Entre l’excision, les éléments, l’esclavage ou l’exploration de nos imaginaires, les 6 artistes béninois et la gabonaise, qui prennent part à l’exposition «Essence et Résilience» qu’abrite le siège d’Innov Africa, ont donné leur contribution au thème de cette année, «I Ndaffa #» (Forger).Par Mame Woury THIOUBOU
– La scène se passe de mots. En pleine forêt tropicale, deux jeunes femmes sont assises à même le sol, jambes écartées. Une matrone officiant entre celles-ci pour leur faire subir une excision. L’image a été découverte par l’artiste gabonaise, Owanto, dans des affaires appartenant à sa famille. Choquée et interpellée par cette pratique, elle s’empare de ces images d’un autre temps certes, mais qui documentent une pratique encore en cours, pour la déconstruire et la dénoncer. «En tant que femme et mère, et en tant qu’artiste, je comprends que ces choses qui sont tombées dans mes mains ne sont pas là par hasard. Au lieu de les retourner dans le tiroir de l’oubli, je décide de les révéler au grand public», raconte l’artiste dont la participation à l’exposition Essence et Résilience qu’accueille le siège d’Innov Africa, sur une initiative de la fondatrice de la chaîne Edan, tourne autour de ce fléau qui touche encore 200 millions de femmes à travers le monde. Pendant le temps de la biennale, ce parcours off réunit, en un même lieu, 6 artistes béninois et une gabonaise. Cette dernière a axé son travail sur la dénonciation de l’excision. Des installations visuelles et sonores et des tableaux pour apporter plus de forces à toutes ces voix qui disent «Non à l’excision» en 24 langues. L’artiste Owanto propose ainsi une démarche en plusieurs actes intitulée Flowers.

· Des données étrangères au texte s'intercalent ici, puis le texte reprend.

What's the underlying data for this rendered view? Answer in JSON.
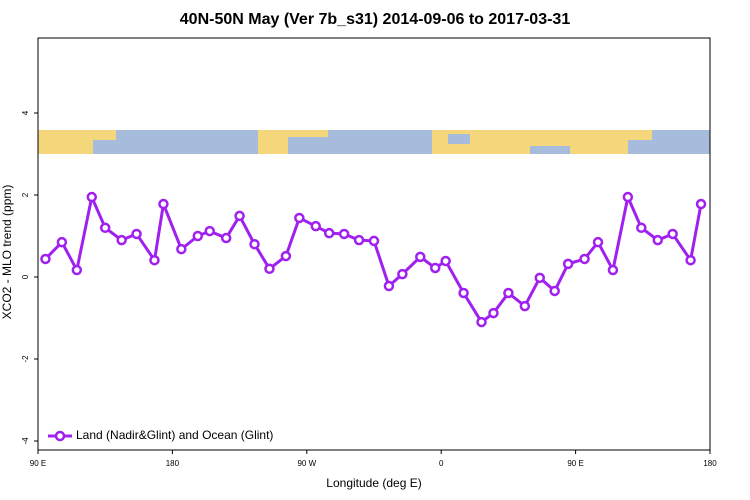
{
  "chart_data": {
    "type": "line",
    "title": "40N-50N May (Ver 7b_s31)   2014-09-06 to 2017-03-31",
    "x_label": "Longitude (deg E)",
    "y_label": "XCO2 - MLO trend (ppm)",
    "xlim": [
      90,
      540
    ],
    "ylim": [
      -4.22,
      5.83
    ],
    "xticks": [
      {
        "value": 90,
        "label": "90 E"
      },
      {
        "value": 180,
        "label": "180"
      },
      {
        "value": 270,
        "label": "90 W"
      },
      {
        "value": 360,
        "label": "0"
      },
      {
        "value": 450,
        "label": "90 E"
      },
      {
        "value": 540,
        "label": "180"
      }
    ],
    "yticks": [
      -4,
      -2,
      0,
      2,
      4
    ],
    "legend": "bottom-left",
    "series": [
      {
        "name": "Land (Nadir&Glint) and Ocean (Glint)",
        "color": "#a020f0",
        "x": [
          95,
          106,
          116,
          126,
          135,
          146,
          156,
          168,
          174,
          186,
          197,
          205,
          216,
          225,
          235,
          245,
          256,
          265,
          276,
          285,
          295,
          305,
          315,
          325,
          334,
          346,
          356,
          363,
          375,
          387,
          395,
          405,
          416,
          426,
          436,
          445,
          456,
          465,
          475,
          485,
          494,
          505,
          515,
          527,
          534
        ],
        "values": [
          0.44,
          0.85,
          0.17,
          1.95,
          1.2,
          0.9,
          1.05,
          0.41,
          1.78,
          0.68,
          1.0,
          1.12,
          0.95,
          1.49,
          0.8,
          0.2,
          0.51,
          1.44,
          1.24,
          1.07,
          1.05,
          0.9,
          0.88,
          -0.22,
          0.07,
          0.49,
          0.22,
          0.39,
          -0.39,
          -1.1,
          -0.88,
          -0.39,
          -0.71,
          -0.02,
          -0.34,
          0.32,
          0.44,
          0.85,
          0.17,
          1.95,
          1.2,
          0.9,
          1.05,
          0.41,
          1.78
        ]
      }
    ]
  }
}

Sur Flowers V, une toile monochrome en rose, au centre de laquelle une belle fleur attire l’attention. «Ces fleurs en porcelaine froide représentent la beauté, la fragilité et la renaissance de la femme. C’est une invitation à regarder et résoudre ce problème», souligne-t-elle. «Flowers est une excursion sensible dans le monde féminin de l’excision. Elle transcende l’expérience douloureuse de l’ablation, en magnifiant le corps soustrait de la femme avec ces fleurs en porcelaine posées sur le visage en souffrance ou sur les parties génitales mutilées. Ces fleurs délicates incarnent la beauté́, la douceur, la renaissance et la résilience», écrit à ce propos l’initiatrice de l’exposition, Eveline Diatta-Accrombessi.

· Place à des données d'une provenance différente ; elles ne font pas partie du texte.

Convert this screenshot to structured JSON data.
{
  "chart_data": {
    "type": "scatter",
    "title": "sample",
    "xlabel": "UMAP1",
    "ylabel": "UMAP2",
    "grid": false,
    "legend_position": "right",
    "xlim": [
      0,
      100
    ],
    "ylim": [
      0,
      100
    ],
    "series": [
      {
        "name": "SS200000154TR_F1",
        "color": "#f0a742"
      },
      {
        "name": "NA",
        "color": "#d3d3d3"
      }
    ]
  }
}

A côté de cette proposition de l’artiste gabonaise, 6 artistes béninois, Julien Sinzogan, Dominique Zinkpe, Eliane Aisso, Eric Mededa, Soniart et Tchif, ouvrent leur imaginaire sur des tableaux ou sculptures. Sur la série que Zinkpe présente, entre sculpture et proposition picturale, l’artiste a axé son travail sur des questions existentielles. «L’âme et l’esprit ressembleraient à quoi ? Sur mes peintures, je cherche à m’approcher de cela puisqu’une photographie ne pourrait pas le faire. Mais moi, avec mes peintures, je cherche à accéder à cela», explique l’artiste en face d’une de ses toiles.
Cette réflexion sur l’identité africaine se retrouve dans chacune des œuvres présentées dans cette exposition. Quand Tchiff propose une symphonie de couleurs dans un travail axé sur les éléments, la jeune Soniart documente sa vie quotidienne, tandis que Sinzogan remonte le temps pour évoquer cette blessure encore béante qu’est l’esclavage. Au total, ces 7 artistes proposent un parcours authentique et diffèrent sur l’identité africaine, mais installent également des ponts entre les pays.